There are many applications for high speed feedback amplifiers which are not slew rate limited. One such application is a transconductance amplifier used in an Ethernet interface chip for tapping into a coaxial cable in an Ethernet system. The interface chip receives a digital signal and converts it to a current in the coax cable. Because of the Ethernet electrical specifications relating to rise time and fall time, frequency components in excess of 10 MHz must be amplified and converted with low distortion to an output current having a range of 0 to 90 milliamps.

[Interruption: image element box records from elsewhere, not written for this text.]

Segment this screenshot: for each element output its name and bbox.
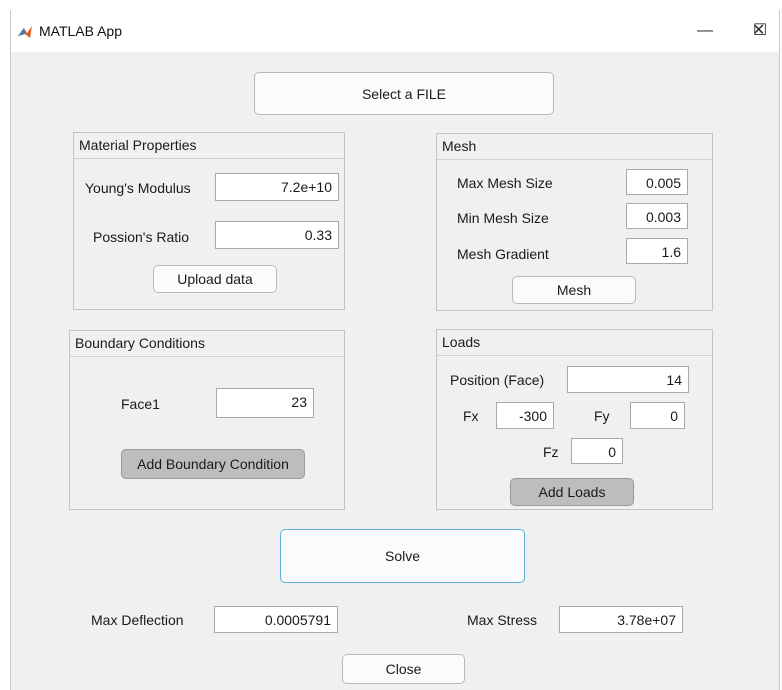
max-stress-label: Max Stress <box>467 612 538 628</box>
boundary-conditions-title: Boundary Conditions <box>70 331 344 357</box>
material-properties-title: Material Properties <box>74 133 344 159</box>
material-properties-panel: Material Properties Young's Modulus 7.2e… <box>73 132 345 310</box>
fy-label: Fy <box>594 408 610 424</box>
mesh-button[interactable]: Mesh <box>512 276 636 304</box>
loads-title: Loads <box>437 330 712 356</box>
title-bar: MATLAB App — ☐ <box>11 10 779 52</box>
window-title: MATLAB App <box>39 23 123 39</box>
mesh-title: Mesh <box>437 134 712 160</box>
poisson-ratio-label: Possion's Ratio <box>93 229 190 245</box>
poisson-ratio-field[interactable]: 0.33 <box>215 221 339 249</box>
face1-field[interactable]: 23 <box>216 388 314 418</box>
mesh-gradient-label: Mesh Gradient <box>457 246 549 262</box>
fy-field[interactable]: 0 <box>630 402 685 429</box>
max-mesh-size-label: Max Mesh Size <box>457 175 553 191</box>
mesh-gradient-field[interactable]: 1.6 <box>626 238 688 264</box>
add-boundary-condition-button[interactable]: Add Boundary Condition <box>121 449 305 479</box>
fx-field[interactable]: -300 <box>496 402 554 429</box>
close-button[interactable]: Close <box>342 654 465 684</box>
position-face-field[interactable]: 14 <box>567 366 689 393</box>
fz-field[interactable]: 0 <box>571 438 623 464</box>
face1-label: Face1 <box>121 396 160 412</box>
min-mesh-size-field[interactable]: 0.003 <box>626 203 688 229</box>
fx-label: Fx <box>463 408 479 424</box>
app-window: MATLAB App — ☐ Select a FILE Material Pr… <box>10 10 780 690</box>
max-deflection-field[interactable]: 0.0005791 <box>214 606 338 633</box>
add-loads-button[interactable]: Add Loads <box>510 478 634 506</box>
loads-panel: Loads Position (Face) 14 Fx -300 Fy 0 Fz… <box>436 329 713 510</box>
min-mesh-size-label: Min Mesh Size <box>457 210 549 226</box>
youngs-modulus-field[interactable]: 7.2e+10 <box>215 173 339 201</box>
minimize-icon[interactable]: — <box>694 20 716 42</box>
boundary-conditions-panel: Boundary Conditions Face1 23 Add Boundar… <box>69 330 345 510</box>
youngs-modulus-label: Young's Modulus <box>85 180 191 196</box>
close-icon[interactable]: ✕ <box>752 20 765 40</box>
select-file-button[interactable]: Select a FILE <box>254 72 554 115</box>
max-mesh-size-field[interactable]: 0.005 <box>626 169 688 195</box>
fz-label: Fz <box>543 444 559 460</box>
upload-data-button[interactable]: Upload data <box>153 265 277 293</box>
mesh-panel: Mesh Max Mesh Size 0.005 Min Mesh Size 0… <box>436 133 713 311</box>
matlab-logo-icon <box>17 24 33 40</box>
solve-button[interactable]: Solve <box>280 529 525 583</box>
max-stress-field[interactable]: 3.78e+07 <box>559 606 683 633</box>
max-deflection-label: Max Deflection <box>91 612 184 628</box>
position-face-label: Position (Face) <box>450 372 545 388</box>
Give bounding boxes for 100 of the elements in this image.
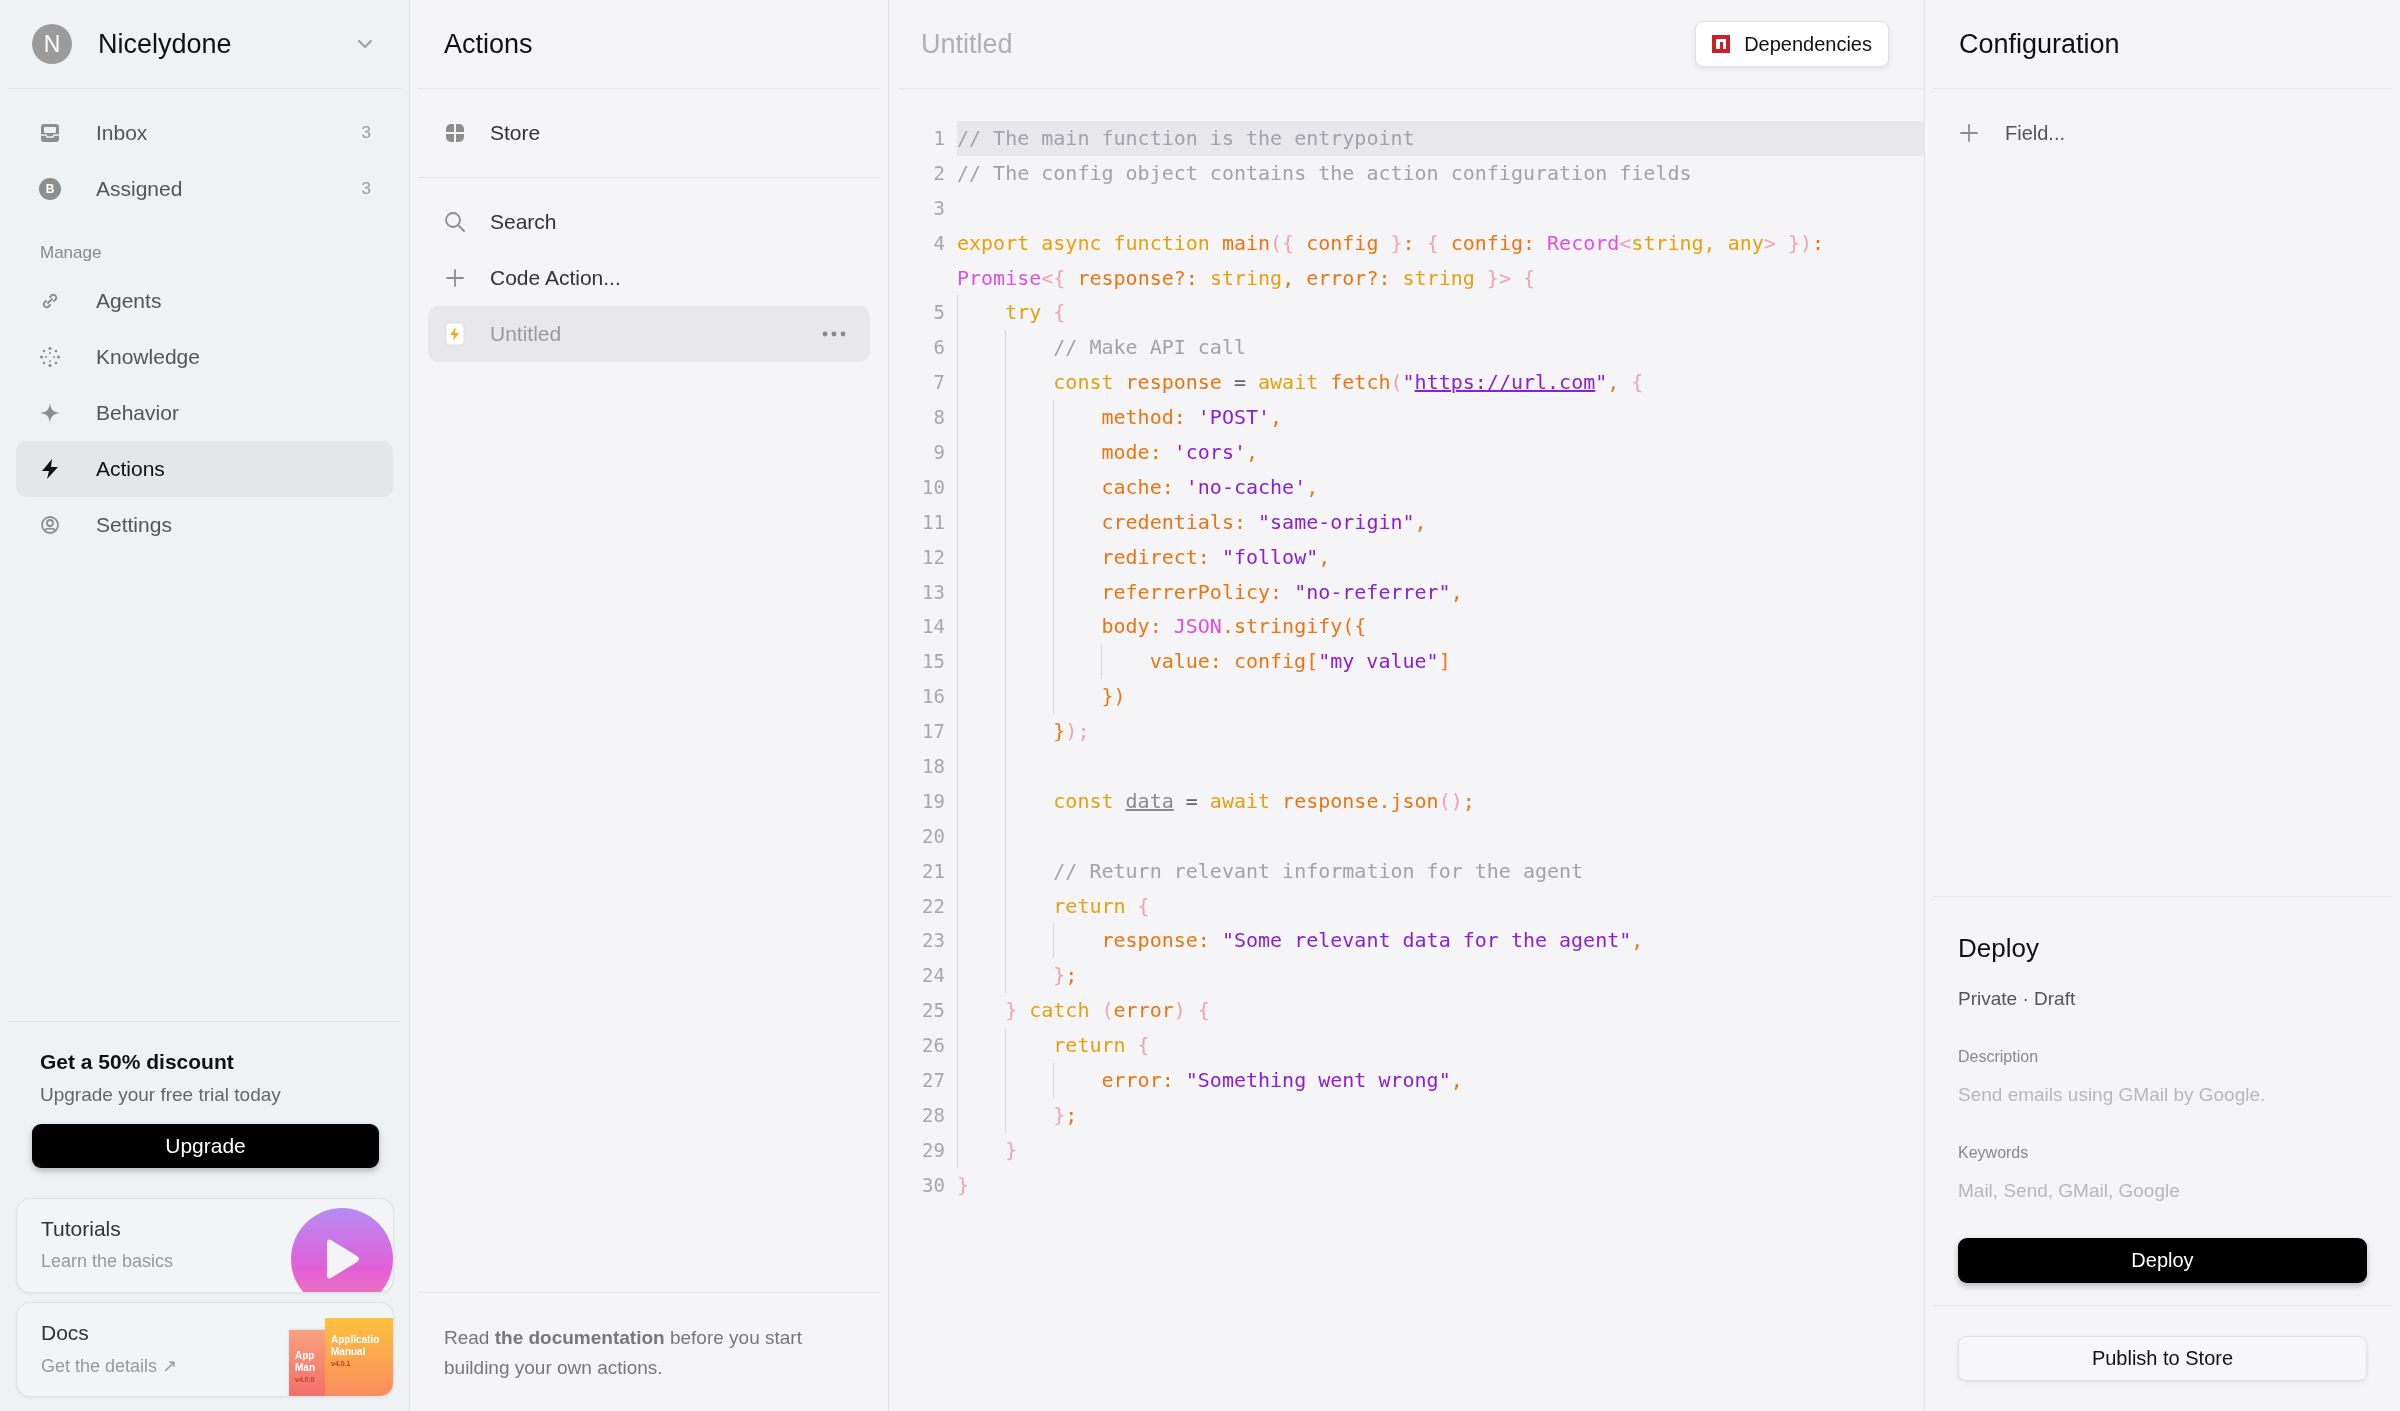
section-title: Deploy	[1958, 933, 2040, 964]
inbox-icon	[39, 122, 61, 144]
line-number: 1	[933, 127, 945, 149]
line-number: 3	[933, 196, 945, 219]
code-line: });	[1053, 718, 1090, 746]
cover-title: Man	[295, 1362, 316, 1374]
line-number: 19	[922, 789, 945, 812]
promo-subtitle: Upgrade your free trial today	[40, 1084, 282, 1106]
file-bolt-icon	[444, 322, 466, 346]
cover-title: App	[295, 1350, 316, 1362]
line-number: 12	[922, 545, 945, 568]
field-label: Description	[1958, 1048, 2040, 1066]
line-number: 16	[922, 685, 945, 708]
line-number: 11	[922, 510, 945, 533]
code-line: try {	[1005, 299, 1066, 327]
grid-icon	[444, 122, 466, 144]
line-number: 6	[933, 336, 945, 359]
code-line: })	[1101, 683, 1126, 711]
line-number: 20	[922, 824, 945, 847]
nav-item[interactable]: B Assigned 3	[16, 161, 393, 217]
line-number: 15	[922, 650, 945, 673]
more-icon[interactable]	[822, 331, 846, 337]
cover-title: Applicatio	[331, 1334, 381, 1346]
line-number: 10	[922, 475, 945, 498]
code-line: // The config object contains the action configuration fields	[957, 159, 1692, 187]
nav-item[interactable]: Knowledge	[16, 329, 393, 385]
dependencies-button[interactable]: Dependencies	[1695, 21, 1889, 67]
code-line: Promise<{ response?: string, error?: string }> {	[957, 264, 1535, 292]
code-line: export async function main({ config }: { config: Record<string, any> }):	[957, 229, 1825, 257]
plus-icon	[1959, 123, 1979, 143]
line-number: 8	[933, 406, 945, 429]
promo-title: Get a 50% discount	[40, 1050, 235, 1074]
code-line: };	[1053, 962, 1078, 990]
store-item[interactable]: Store	[428, 105, 870, 161]
line-number: 2	[933, 161, 945, 184]
line-number: 26	[922, 1034, 945, 1057]
code-line: value: config["my value"]	[1149, 648, 1451, 676]
input-field[interactable]: Send emails using GMail by Google.	[1958, 1084, 2367, 1106]
line-number: 23	[922, 929, 945, 952]
code-line: credentials: "same-origin",	[1101, 508, 1427, 536]
code-line: redirect: "follow",	[1101, 543, 1331, 571]
code-line: // Make API call	[1053, 334, 1246, 362]
line-number: 14	[922, 615, 945, 638]
line-number: 29	[922, 1138, 945, 1161]
code-line: } catch (error) {	[1005, 997, 1210, 1025]
line-number: 13	[922, 580, 945, 603]
documentation-note: Read the documentation before you start building your own actions.	[443, 1326, 803, 1380]
code-line: referrerPolicy: "no-referrer",	[1101, 578, 1463, 606]
code-line: return {	[1053, 892, 1150, 920]
card-subtitle: Learn the basics	[41, 1251, 174, 1272]
file-title: Untitled	[921, 28, 1013, 60]
deploy-button[interactable]: Deploy	[1958, 1238, 2367, 1283]
code-line: error: "Something went wrong",	[1101, 1067, 1463, 1095]
code-line: body: JSON.stringify({	[1101, 613, 1367, 641]
search-icon	[444, 211, 466, 233]
code-line: cache: 'no-cache',	[1101, 473, 1319, 501]
line-number: 18	[922, 755, 945, 778]
nav-item[interactable]: Settings	[16, 497, 393, 553]
nav-item[interactable]: Behavior	[16, 385, 393, 441]
plus-icon	[444, 267, 466, 289]
code-line: mode: 'cors',	[1101, 439, 1258, 466]
code-line: };	[1053, 1101, 1078, 1129]
card-title: Docs	[41, 1321, 89, 1345]
add-field-button[interactable]: Field...	[1959, 105, 2066, 161]
link-card[interactable]: Tutorials Learn the basics	[16, 1198, 394, 1293]
line-number: 24	[922, 964, 945, 987]
user-badge-icon: B	[39, 178, 61, 200]
code-line: // The main function is the entrypoint	[957, 125, 1415, 152]
package-icon	[1712, 35, 1731, 53]
line-number: 17	[922, 720, 945, 743]
publish-button[interactable]: Publish to Store	[1958, 1336, 2367, 1381]
panel-title: Actions	[444, 28, 533, 60]
code-line: response: "Some relevant data for the agent",	[1101, 927, 1644, 955]
nav-item[interactable]: Inbox 3	[16, 105, 393, 161]
card-subtitle: Get the details ↗	[41, 1355, 178, 1377]
line-number: 7	[933, 371, 945, 394]
code-line: const data = await response.json();	[1053, 787, 1475, 815]
field-label: Keywords	[1958, 1144, 2030, 1162]
line-number: 27	[922, 1069, 945, 1092]
action-item[interactable]: Code Action...	[428, 250, 870, 306]
upgrade-button[interactable]: Upgrade	[32, 1124, 379, 1168]
lightning-bolt-icon	[39, 458, 61, 480]
nav-item[interactable]: Agents	[16, 273, 393, 329]
code-line: method: 'POST',	[1101, 404, 1283, 432]
section-label: Manage	[39, 242, 103, 264]
line-number: 30	[922, 1173, 945, 1196]
line-number: 4	[933, 231, 945, 254]
action-item[interactable]: Search	[428, 194, 870, 250]
chevron-down-icon[interactable]	[357, 39, 373, 49]
nav-item[interactable]: Actions	[16, 441, 393, 497]
sparkle-icon	[39, 402, 61, 424]
cover-title: Manual	[331, 1346, 367, 1358]
code-line: const response = await fetch("https://url.com", {	[1053, 369, 1644, 397]
code-line: // Return relevant information for the agent	[1053, 857, 1584, 885]
card-title: Tutorials	[41, 1217, 121, 1241]
input-field[interactable]: Mail, Send, GMail, Google	[1958, 1180, 2367, 1202]
code-line: }	[1005, 1136, 1018, 1164]
code-line: }	[957, 1171, 970, 1199]
workspace-name[interactable]: Nicelydone	[98, 28, 357, 60]
dots-ring-icon	[39, 346, 61, 368]
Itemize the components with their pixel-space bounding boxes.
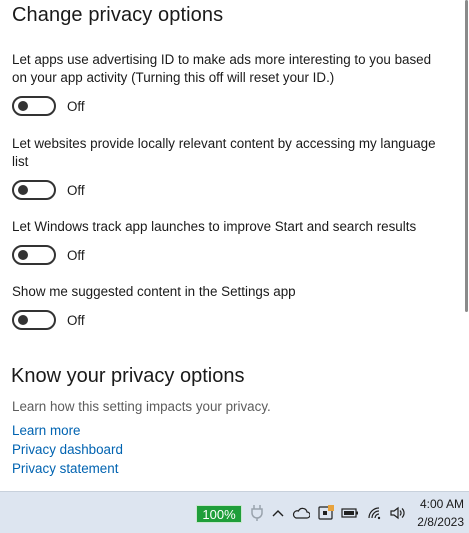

Many transconductance amplifiers, while able to pass high frequencies, have stability compromises due to the changes in transconductance, gm, or gain in the output or feedback transistors as a function of the current levels through these transistors. Since the typical Ethernet interface requires variations in output currents of approximately 16 to 1, which results in approximately a four to one change in transconductance in a MOS transistor or a 16 to 1 change in a bipolar transistor, robust compensation techniques are required to provide stability in the interface circuit. However such compensation techniques can impose slew rate limits and cause distortion in the amplified signal. While techniques have been used in the past in amplifiers to detect that an amplifier is in a slew condition and to enable auxiliary circuitry to enhance the slew rate of the amplifier, such enhancement generally do not eliminate the nonlinearities in the output signal of the amplifier.
Therefore, it can be appreciated that compensation circuitry for high speed amplifiers which does not add distortion to the amplifier and which prevents slew rate degradation by the compensation circuitry is highly desirable.